Back in December 2005, we reviewed Sonic Impact’s i-Pax, a portable speaker system for the first-generation iPod shuffle, built into a sturdy, hardshell case. The combination of the i-Pax’s good sound quality — very close to the best of the shuffle-focused speaker systems we’d heard — and its rugged enclosure made the i-Pax my favorite portable speaker system for the iPod shuffle.
Come late 2006, Sonic Impact revised its speaker line, replacing each model with a new-and-improved one. But when it came to the i-Pax, there was a bit of a problem: the first-generation iPod shuffle was on its last legs (it was actually discontinued in September 2006).
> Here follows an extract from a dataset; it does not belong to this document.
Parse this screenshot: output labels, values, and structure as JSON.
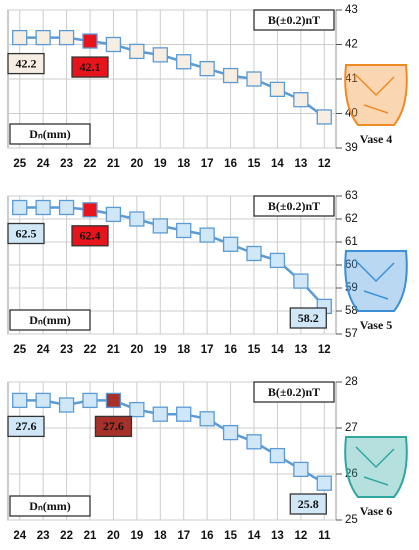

So Sonic Impact decided to replace the i-Pax’s USB dock with a standard iPod dock using Apple’s Universal Dock design. The result was the i-P22, a system similar to the i-Pax but that worked with all dockable iPods, for only $10 more.
Because of these similarities, I recommend reading our original review of the i-Pax at http://playlistmag.com//reviews/2005/12/ifusionipax/index.php. I’ll be focusing here on the improvements and differences found in the i-P22.
As noted about, the biggest difference between the i-Pax and i-P22 is the latter’s Universal Dock — a feature not even the larger i-F2 offers. Sonic Impact includes three cradle inserts to accommodate most older dockable iPods; recent iPods use the Universal insert Apple includes with the iPod itself.
Thanks to this new dock design, the i-P22 is slightly thicker (by approximately a quarter-inch) than the i-Pax, and instead of a single battery compartment, there are two — one on each side of the dock cradle, each hosting two AA batteries. (You still get the same compartment between the speakers for storing earbuds and small cables)
The other obvious changes are that the i-P22 no longer has a headphone jack on the outside — not a significant loss, in my opinion, since you can’t listen to your iPod inside a closed i-P22 as you could a shuffle in the i-Pax — nor does it include the i-Pax’s “Sonic Extent Control” switch. The latter is actually a good thing, as I felt that this feature did little for the i-Pax other than add audible distortion.
Finally, i-P22 also offers slightly better sound quality than its predecessor. This is most obvious in the lack of distortion at louder volumes, but I also noticed better upper-bass response. You’re not going to get the kind of audio quality you’ll find in the best portable iPod systems, and there’s little stereo separation, but considering the i-P22’s size, it offers more than decent sound quality.